Minimum and maximum ranges for administered peptide amounts per group and SSTR2 organ expression (derived from the previously published PBPK model) were imputed to derive prediction intervals for organ and tumor radionuclide distributions [
26]. In addition, to take into account a high variability in tumor uptake, prediction intervals in all three tumor compartments were based on observed (inter)quartile ranges in blood flow and blood volumes of the specific compartment [
42‐
45]. For other metastases, blood flow was assumed to be comparable to primary tumors and fraction vascular was assumed to vary from 50 to 150% relative to the median. This resulted in minimum and maximum blood flow of 53 and 252 mL/min/100 g for primary tumors and other metastases and 139 and 363 mL/min/100 g for liver metastases. Fraction vascular ranged from 0.09 to 0.34 for primary tumors, 0.1 to 0.23 for liver metastases and 0.025 to 0.125 for other metastases.

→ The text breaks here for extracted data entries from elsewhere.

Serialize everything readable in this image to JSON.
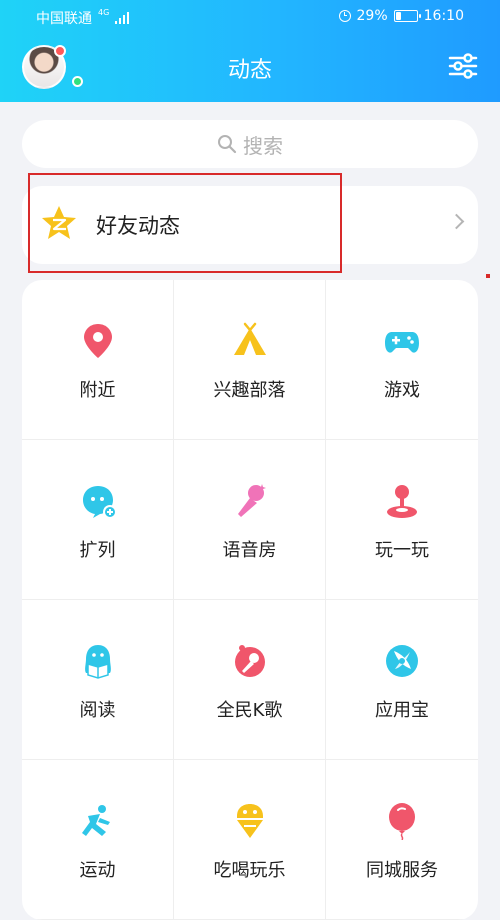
{
  "status_bar": {
    "carrier": "中国联通",
    "network": "4G",
    "battery": "29%",
    "battery_level": 0.29,
    "time": "16:10"
  },
  "header": {
    "title": "动态",
    "avatar_icon": "user-avatar",
    "settings_icon": "sliders-icon",
    "colors": {
      "gradient_start": "#1fd3f7",
      "gradient_end": "#1f9bff"
    }
  },
  "search": {
    "placeholder": "搜索",
    "icon": "search-icon"
  },
  "friends_feed": {
    "label": "好友动态",
    "icon": "qzone-star-icon"
  },
  "grid": {
    "items": [
      {
        "label": "附近",
        "icon": "location-pin-icon",
        "color": "#f0566b"
      },
      {
        "label": "兴趣部落",
        "icon": "tribe-tent-icon",
        "color": "#f7c21c"
      },
      {
        "label": "游戏",
        "icon": "gamepad-icon",
        "color": "#2fc6e8"
      },
      {
        "label": "扩列",
        "icon": "add-friend-chat-icon",
        "color": "#2fc6e8"
      },
      {
        "label": "语音房",
        "icon": "microphone-icon",
        "color": "#f073b8"
      },
      {
        "label": "玩一玩",
        "icon": "joystick-icon",
        "color": "#f0566b"
      },
      {
        "label": "阅读",
        "icon": "reading-penguin-icon",
        "color": "#2fc6e8"
      },
      {
        "label": "全民K歌",
        "icon": "karaoke-icon",
        "color": "#f0566b"
      },
      {
        "label": "应用宝",
        "icon": "app-store-icon",
        "color": "#2fc6e8"
      },
      {
        "label": "运动",
        "icon": "running-icon",
        "color": "#2fc6e8"
      },
      {
        "label": "吃喝玩乐",
        "icon": "ice-cream-icon",
        "color": "#f7c21c"
      },
      {
        "label": "同城服务",
        "icon": "balloon-icon",
        "color": "#f0566b"
      }
    ]
  }
}
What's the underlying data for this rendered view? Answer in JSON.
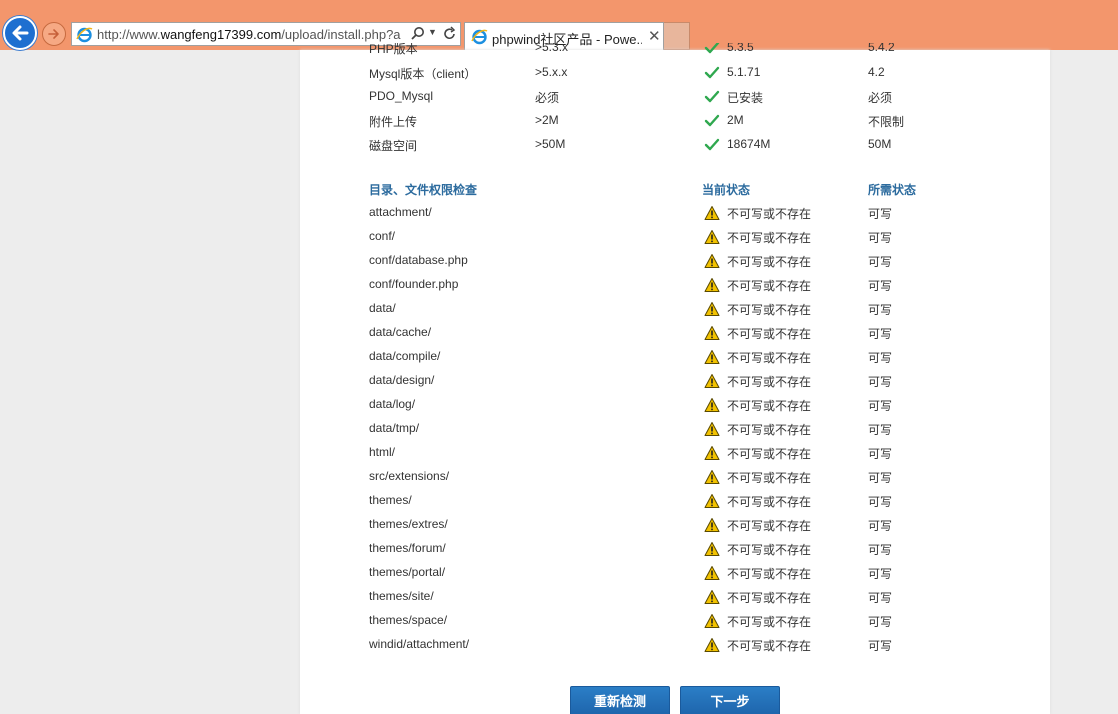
{
  "browser": {
    "url_prefix": "http://www.",
    "url_domain": "wangfeng17399.com",
    "url_path": "/upload/install.php?a",
    "tab_title": "phpwind社区产品 - Powe...",
    "tab_close": "✕"
  },
  "env_partial_row": {
    "name": "PHP版本",
    "required": ">5.3.x",
    "current": "5.3.5",
    "recommended": "5.4.2"
  },
  "env_rows": [
    {
      "name": "Mysql版本（client）",
      "required": ">5.x.x",
      "current": "5.1.71",
      "recommended": "4.2"
    },
    {
      "name": "PDO_Mysql",
      "required": "必须",
      "current": "已安装",
      "recommended": "必须"
    },
    {
      "name": "附件上传",
      "required": ">2M",
      "current": "2M",
      "recommended": "不限制"
    },
    {
      "name": "磁盘空间",
      "required": ">50M",
      "current": "18674M",
      "recommended": "50M"
    }
  ],
  "perm_header": {
    "name": "目录、文件权限检查",
    "current": "当前状态",
    "required": "所需状态"
  },
  "perm_rows": [
    {
      "path": "attachment/",
      "current": "不可写或不存在",
      "required": "可写"
    },
    {
      "path": "conf/",
      "current": "不可写或不存在",
      "required": "可写"
    },
    {
      "path": "conf/database.php",
      "current": "不可写或不存在",
      "required": "可写"
    },
    {
      "path": "conf/founder.php",
      "current": "不可写或不存在",
      "required": "可写"
    },
    {
      "path": "data/",
      "current": "不可写或不存在",
      "required": "可写"
    },
    {
      "path": "data/cache/",
      "current": "不可写或不存在",
      "required": "可写"
    },
    {
      "path": "data/compile/",
      "current": "不可写或不存在",
      "required": "可写"
    },
    {
      "path": "data/design/",
      "current": "不可写或不存在",
      "required": "可写"
    },
    {
      "path": "data/log/",
      "current": "不可写或不存在",
      "required": "可写"
    },
    {
      "path": "data/tmp/",
      "current": "不可写或不存在",
      "required": "可写"
    },
    {
      "path": "html/",
      "current": "不可写或不存在",
      "required": "可写"
    },
    {
      "path": "src/extensions/",
      "current": "不可写或不存在",
      "required": "可写"
    },
    {
      "path": "themes/",
      "current": "不可写或不存在",
      "required": "可写"
    },
    {
      "path": "themes/extres/",
      "current": "不可写或不存在",
      "required": "可写"
    },
    {
      "path": "themes/forum/",
      "current": "不可写或不存在",
      "required": "可写"
    },
    {
      "path": "themes/portal/",
      "current": "不可写或不存在",
      "required": "可写"
    },
    {
      "path": "themes/site/",
      "current": "不可写或不存在",
      "required": "可写"
    },
    {
      "path": "themes/space/",
      "current": "不可写或不存在",
      "required": "可写"
    },
    {
      "path": "windid/attachment/",
      "current": "不可写或不存在",
      "required": "可写"
    }
  ],
  "buttons": {
    "recheck": "重新检测",
    "next": "下一步"
  },
  "icons": {
    "ok": "check-icon",
    "warn": "warning-icon"
  },
  "colors": {
    "chrome": "#f3966c",
    "header_text": "#2c6b9e",
    "button": "#1e6fb8",
    "check": "#2fa84f",
    "warn": "#f2c200"
  }
}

A sensitivity analysis was performed to calculate the sensitivity of the PK model output for certain parameter assumptions using a build-in algorithm, which was performed by alteration of input parameters with ± 10% [
51]. This sensitivity (
Si,j) is calculated using the following equation:
$$S_{i,j} = \frac{{\Delta {\text{PK}}_{j} }}{{\Delta p_{i} }}*\frac{{p_{j} }}{{{\text{PK}}_{j} }}$$
(1)
where
PKj is a PK parameter of a certain output to an input parameter (
pj)
. Thus, the sensitivity for the PK parameter to that input parameter was calculated as the ratio of the relative change of that PK parameter (
ΔPKj) and the relative variation of the input parameter (
Δpi). A sensitivity value of − 1 implies that a 10% increase of the input parameter resulted in a 10% decrease of the PK parameter output.
DOTATATE versus HA-DOTATATE
Administered patient doses of [68Ga]Ga-DOTATATE and [68Ga]Ga-HA-DOTATATE are based on radioactivity (~ 100 MBq per administration). Specific activities (MBq/µg) were derived from the tracer production logs to calculate the administered absolute peptide amount. However, specific activities, and thus administered peptide amounts, differed between production batches and peptides. In general, this resulted in higher administered total peptide amounts for DOTATATE compared to HA-DOTATATE.
It is of interest to directly compare organ uptake between both peptides to assess (dis)similarities in this organ accumulation, without discrepancies in administered peptide amounts that could alter such a comparison. Due to a change in production procedures in 2017, an additional group of GEP-NET patients receiving higher peptide amounts of [68Ga]Ga-HA-DOTATATE (comparable to administered DOTATATE amounts) could be selected for a subanalysis to exclude a potential effect of different administered peptide amounts for [68Ga]Ga-DOTATATE and [68Ga]Ga-HA-DOTATATE on organ uptake. The sample size of this additional group was matched to the included patients for PBPK evaluation receiving HA-DOTATATE, and spleen was used as a reference organ to compare uptake (SUVpeak and SUVmax).